I am less happy with some of the intropesctive poems, those for which the trigger seems to be purely cerebral rather than experienced; ‘In the Old England’ and ‘The Queen is Dying’ seen, to lapse at times into empty dissertation, cataloguing of loosely strung images. Similarly, ‘Imitations’, about the poet’s young daughter, starts off strongly but falls off half-way through with some less assured lines: ‘I think she imitates my broken faith and dances night dance/ and learns the less than accurate despair of clowns and tramps.’
However, these poems are a small minority and Grubb’s talent is confirmed by such pieces as ‘The Tramps’ and ‘Henry County Farm Scene, January’ with its bleakopening lines which bring to mind the desolation of a Wyeth landscape:
The old woman works
wihh hands forced deep into the rippled bladders
of ruined gloves
helping her husband keep up the sky:
they take advantage of tight earth, squat’ horizons,
winter’s fixed geology.
The ‘Sequences for Wallace Stevens’ are ambitious but fragmented, an interestingly flawed experiment; some of the 3-line verses stick in the mind like burrs (‘There are no other ways of doing this;/ each man gets out, gets up, dances/ and breaks his legs beneath the sun.’), but the aphorisms do not always come off. Towards the end of the book ‘The Priests of Wessex’ is Grubb at his very best, a tightly-knit poem of great clarity and depth:
The priests of Wessex love the wide days of summer
when the wind is a white horse with a happy rider
and the mystery is calmed by green fields and high
flying laughter. There is space then to forget the
scars, the deep animal blood, the movements that cannot
let this land alone . . . . . . . . .
. . . . . . And the priests
keep their conversations short, carry those dry official
smiles, wishing they were poets. They have become improbable
messengers or staggering servants in a land of fabulous code.

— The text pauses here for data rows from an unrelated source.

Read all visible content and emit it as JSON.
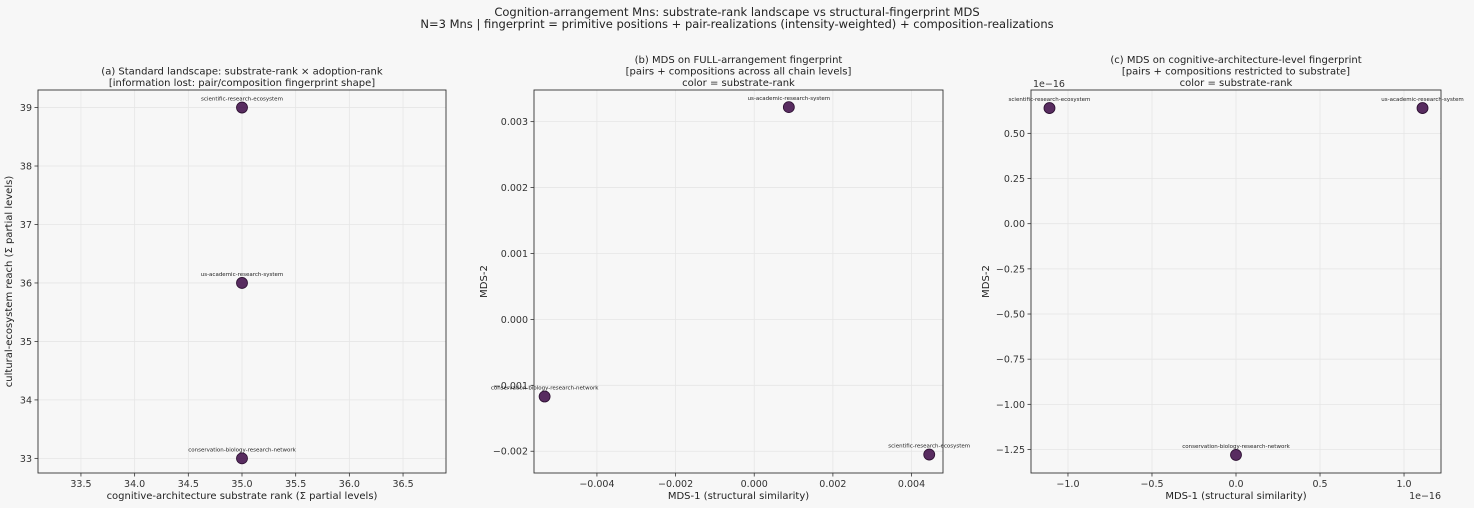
{
  "suptitle": [
    "Cognition-arrangement Mns: substrate-rank landscape vs structural-fingerprint MDS",
    "N=3 Mns | fingerprint = primitive positions + pair-realizations (intensity-weighted) + composition-realizations"
  ],
  "colors": {
    "point": "#4a1a52",
    "point_edge": "#2b0f30",
    "grid": "#e6e6e6",
    "axes": "#333333",
    "background": "#f7f7f7"
  },
  "chart_data": [
    {
      "type": "scatter",
      "title": [
        "(a) Standard landscape: substrate-rank × adoption-rank",
        "[information lost: pair/composition fingerprint shape]"
      ],
      "xlabel": "cognitive-architecture substrate rank (Σ partial levels)",
      "ylabel": "cultural-ecosystem reach (Σ partial levels)",
      "xlim": [
        33.1,
        36.9
      ],
      "ylim": [
        32.75,
        39.3
      ],
      "xticks": [
        33.5,
        34.0,
        34.5,
        35.0,
        35.5,
        36.0,
        36.5
      ],
      "xtick_labels": [
        "33.5",
        "34.0",
        "34.5",
        "35.0",
        "35.5",
        "36.0",
        "36.5"
      ],
      "yticks": [
        33,
        34,
        35,
        36,
        37,
        38,
        39
      ],
      "ytick_labels": [
        "33",
        "34",
        "35",
        "36",
        "37",
        "38",
        "39"
      ],
      "x_multiplier": "",
      "y_multiplier": "",
      "grid": true,
      "points": [
        {
          "label": "scientific-research-ecosystem",
          "x": 35.0,
          "y": 39.0
        },
        {
          "label": "us-academic-research-system",
          "x": 35.0,
          "y": 36.0
        },
        {
          "label": "conservation-biology-research-network",
          "x": 35.0,
          "y": 33.0
        }
      ]
    },
    {
      "type": "scatter",
      "title": [
        "(b) MDS on FULL-arrangement fingerprint",
        "[pairs + compositions across all chain levels]",
        "color = substrate-rank"
      ],
      "xlabel": "MDS-1 (structural similarity)",
      "ylabel": "MDS-2",
      "xlim": [
        -0.0056,
        0.0048
      ],
      "ylim": [
        -0.00233,
        0.00348
      ],
      "xticks": [
        -0.004,
        -0.002,
        0.0,
        0.002,
        0.004
      ],
      "xtick_labels": [
        "−0.004",
        "−0.002",
        "0.000",
        "0.002",
        "0.004"
      ],
      "yticks": [
        -0.002,
        -0.001,
        0.0,
        0.001,
        0.002,
        0.003
      ],
      "ytick_labels": [
        "−0.002",
        "−0.001",
        "0.000",
        "0.001",
        "0.002",
        "0.003"
      ],
      "x_multiplier": "",
      "y_multiplier": "",
      "grid": true,
      "points": [
        {
          "label": "us-academic-research-system",
          "x": 0.00088,
          "y": 0.00322
        },
        {
          "label": "conservation-biology-research-network",
          "x": -0.00533,
          "y": -0.00117
        },
        {
          "label": "scientific-research-ecosystem",
          "x": 0.00445,
          "y": -0.00205
        }
      ]
    },
    {
      "type": "scatter",
      "title": [
        "(c) MDS on cognitive-architecture-level fingerprint",
        "[pairs + compositions restricted to substrate]",
        "color = substrate-rank"
      ],
      "xlabel": "MDS-1 (structural similarity)",
      "ylabel": "MDS-2",
      "xlim": [
        -1.22,
        1.22
      ],
      "ylim": [
        -1.38,
        0.74
      ],
      "xticks": [
        -1.0,
        -0.5,
        0.0,
        0.5,
        1.0
      ],
      "xtick_labels": [
        "−1.0",
        "−0.5",
        "0.0",
        "0.5",
        "1.0"
      ],
      "yticks": [
        -1.25,
        -1.0,
        -0.75,
        -0.5,
        -0.25,
        0.0,
        0.25,
        0.5
      ],
      "ytick_labels": [
        "−1.25",
        "−1.00",
        "−0.75",
        "−0.50",
        "−0.25",
        "0.00",
        "0.25",
        "0.50"
      ],
      "x_multiplier": "1e−16",
      "y_multiplier": "1e−16",
      "grid": true,
      "points": [
        {
          "label": "scientific-research-ecosystem",
          "x": -1.11,
          "y": 0.64
        },
        {
          "label": "us-academic-research-system",
          "x": 1.11,
          "y": 0.64
        },
        {
          "label": "conservation-biology-research-network",
          "x": 0.0,
          "y": -1.28
        }
      ]
    }
  ]
}
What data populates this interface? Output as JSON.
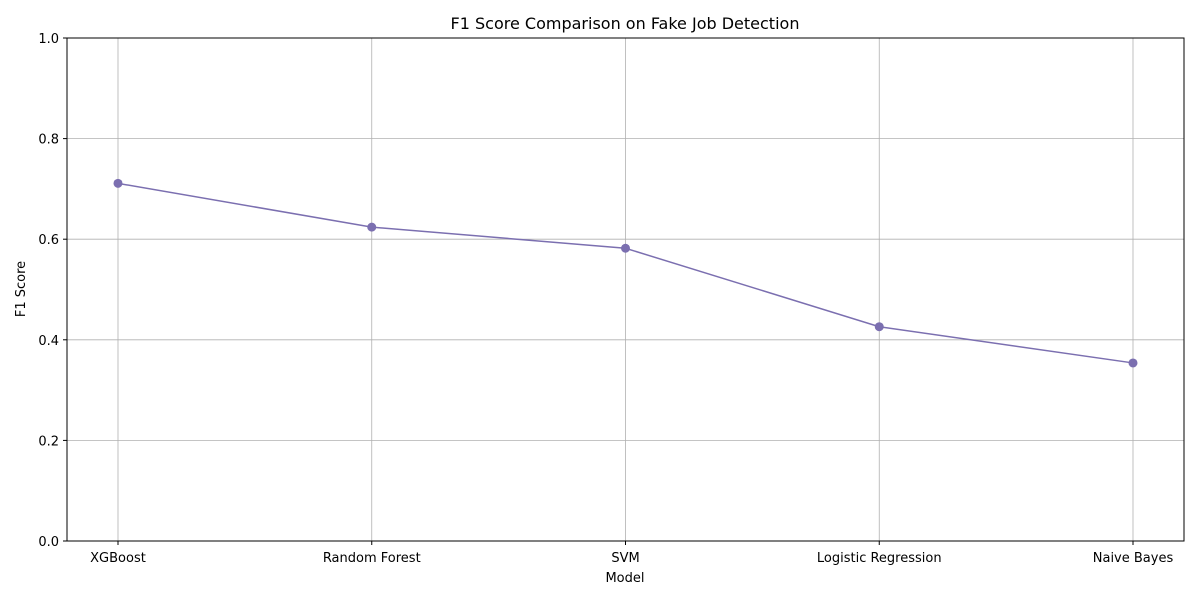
{
  "chart_data": {
    "type": "line",
    "title": "F1 Score Comparison on Fake Job Detection",
    "xlabel": "Model",
    "ylabel": "F1 Score",
    "categories": [
      "XGBoost",
      "Random Forest",
      "SVM",
      "Logistic Regression",
      "Naive Bayes"
    ],
    "series": [
      {
        "values": [
          0.711,
          0.624,
          0.582,
          0.426,
          0.354
        ],
        "color": "#7b6fb0",
        "marker": "circle"
      }
    ],
    "ylim": [
      0,
      1
    ],
    "yticks": [
      0.0,
      0.2,
      0.4,
      0.6,
      0.8,
      1.0
    ],
    "ytick_labels": [
      "0.0",
      "0.2",
      "0.4",
      "0.6",
      "0.8",
      "1.0"
    ],
    "grid": true,
    "legend": "none"
  }
}
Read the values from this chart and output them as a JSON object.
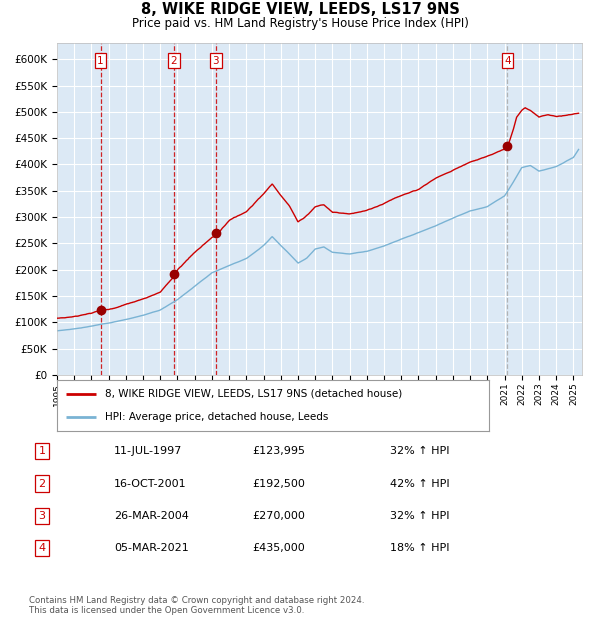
{
  "title": "8, WIKE RIDGE VIEW, LEEDS, LS17 9NS",
  "subtitle": "Price paid vs. HM Land Registry's House Price Index (HPI)",
  "xlim_start": 1995.0,
  "xlim_end": 2025.5,
  "ylim_min": 0,
  "ylim_max": 630000,
  "plot_bg_color": "#dce9f5",
  "grid_color": "#ffffff",
  "hpi_line_color": "#7ab3d4",
  "price_line_color": "#cc0000",
  "sale_marker_color": "#990000",
  "sale_points": [
    {
      "date_year": 1997.53,
      "price": 123995,
      "label": "1"
    },
    {
      "date_year": 2001.79,
      "price": 192500,
      "label": "2"
    },
    {
      "date_year": 2004.23,
      "price": 270000,
      "label": "3"
    },
    {
      "date_year": 2021.17,
      "price": 435000,
      "label": "4"
    }
  ],
  "legend_line1": "8, WIKE RIDGE VIEW, LEEDS, LS17 9NS (detached house)",
  "legend_line2": "HPI: Average price, detached house, Leeds",
  "table_entries": [
    {
      "num": "1",
      "date": "11-JUL-1997",
      "price": "£123,995",
      "hpi": "32% ↑ HPI"
    },
    {
      "num": "2",
      "date": "16-OCT-2001",
      "price": "£192,500",
      "hpi": "42% ↑ HPI"
    },
    {
      "num": "3",
      "date": "26-MAR-2004",
      "price": "£270,000",
      "hpi": "32% ↑ HPI"
    },
    {
      "num": "4",
      "date": "05-MAR-2021",
      "price": "£435,000",
      "hpi": "18% ↑ HPI"
    }
  ],
  "footnote": "Contains HM Land Registry data © Crown copyright and database right 2024.\nThis data is licensed under the Open Government Licence v3.0.",
  "ytick_labels": [
    "£0",
    "£50K",
    "£100K",
    "£150K",
    "£200K",
    "£250K",
    "£300K",
    "£350K",
    "£400K",
    "£450K",
    "£500K",
    "£550K",
    "£600K"
  ],
  "ytick_values": [
    0,
    50000,
    100000,
    150000,
    200000,
    250000,
    300000,
    350000,
    400000,
    450000,
    500000,
    550000,
    600000
  ],
  "xtick_years": [
    1995,
    1996,
    1997,
    1998,
    1999,
    2000,
    2001,
    2002,
    2003,
    2004,
    2005,
    2006,
    2007,
    2008,
    2009,
    2010,
    2011,
    2012,
    2013,
    2014,
    2015,
    2016,
    2017,
    2018,
    2019,
    2020,
    2021,
    2022,
    2023,
    2024,
    2025
  ],
  "hpi_anchors_x": [
    1995.0,
    1996.0,
    1997.0,
    1998.0,
    1999.0,
    2000.0,
    2001.0,
    2002.0,
    2003.0,
    2004.0,
    2005.0,
    2006.0,
    2007.0,
    2007.5,
    2008.0,
    2008.5,
    2009.0,
    2009.5,
    2010.0,
    2010.5,
    2011.0,
    2012.0,
    2013.0,
    2014.0,
    2015.0,
    2016.0,
    2017.0,
    2018.0,
    2019.0,
    2020.0,
    2021.0,
    2021.5,
    2022.0,
    2022.5,
    2023.0,
    2023.5,
    2024.0,
    2025.0,
    2025.3
  ],
  "hpi_anchors_y": [
    84000,
    88000,
    93000,
    99000,
    106000,
    114000,
    124000,
    144000,
    170000,
    196000,
    210000,
    224000,
    248000,
    265000,
    248000,
    232000,
    215000,
    224000,
    242000,
    246000,
    236000,
    233000,
    238000,
    248000,
    260000,
    272000,
    286000,
    300000,
    314000,
    322000,
    342000,
    368000,
    396000,
    400000,
    390000,
    394000,
    398000,
    415000,
    430000
  ],
  "price_anchors_x": [
    1995.0,
    1996.0,
    1997.0,
    1997.53,
    1998.0,
    1999.0,
    2000.0,
    2001.0,
    2001.79,
    2002.0,
    2003.0,
    2004.0,
    2004.23,
    2005.0,
    2006.0,
    2007.0,
    2007.5,
    2008.0,
    2008.5,
    2009.0,
    2009.5,
    2010.0,
    2010.5,
    2011.0,
    2012.0,
    2013.0,
    2014.0,
    2015.0,
    2016.0,
    2017.0,
    2018.0,
    2019.0,
    2020.0,
    2021.0,
    2021.17,
    2021.5,
    2021.7,
    2022.0,
    2022.2,
    2022.5,
    2022.8,
    2023.0,
    2023.5,
    2024.0,
    2025.0,
    2025.3
  ],
  "price_anchors_y": [
    108000,
    113000,
    119000,
    123995,
    126000,
    136000,
    148000,
    162000,
    192500,
    205000,
    238000,
    268000,
    270000,
    300000,
    318000,
    352000,
    370000,
    348000,
    328000,
    298000,
    310000,
    326000,
    330000,
    316000,
    312000,
    318000,
    330000,
    345000,
    355000,
    375000,
    390000,
    406000,
    418000,
    432000,
    435000,
    468000,
    492000,
    505000,
    510000,
    505000,
    498000,
    493000,
    498000,
    495000,
    500000,
    502000
  ]
}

‘Somewhere There Are Trains’ reprints the Stevens sequence and includes ‘Formal Elegy on the Death of my American Father-in-Law….’, a poem which I was not much moved by at first but which tends to grow on one. There is also an example of Grubb’s most recent style, a sequence called ‘The Park Animals Learn to Love the Concert Hall and Music which is the Middle of their Zoo. Oh yes.’ I look forward to a future collection of the new, slightly fantastic Grubb, but since this is the only example in both the collections considered here I shall put off a detailed discussion, merely quoting the last part of the sequence:
The elephants pining for Beethoven
their ears like gargantuan rhubard leaves
gone grey with waiting:nothing can ever be the same now.
Finally, the Headland pamphlet contains ‘Priest on a Bicycle’, another of those unpretentious poems by Grubb the conjuror, which are completely irresistible:
The priest whizzes down hill
on his red bicycle.
He does not mind the trees; they
offer no confusion.
He is late for Mass and
early blue houses hold nothing
but grey spiders.
Telephone wires dice the sun.
His eyes slim in damp fists of
sudden wind. When he gets to the river
he rides in the water that has all the
night been flowing under the old church
door. He loves the breath of liquid bells.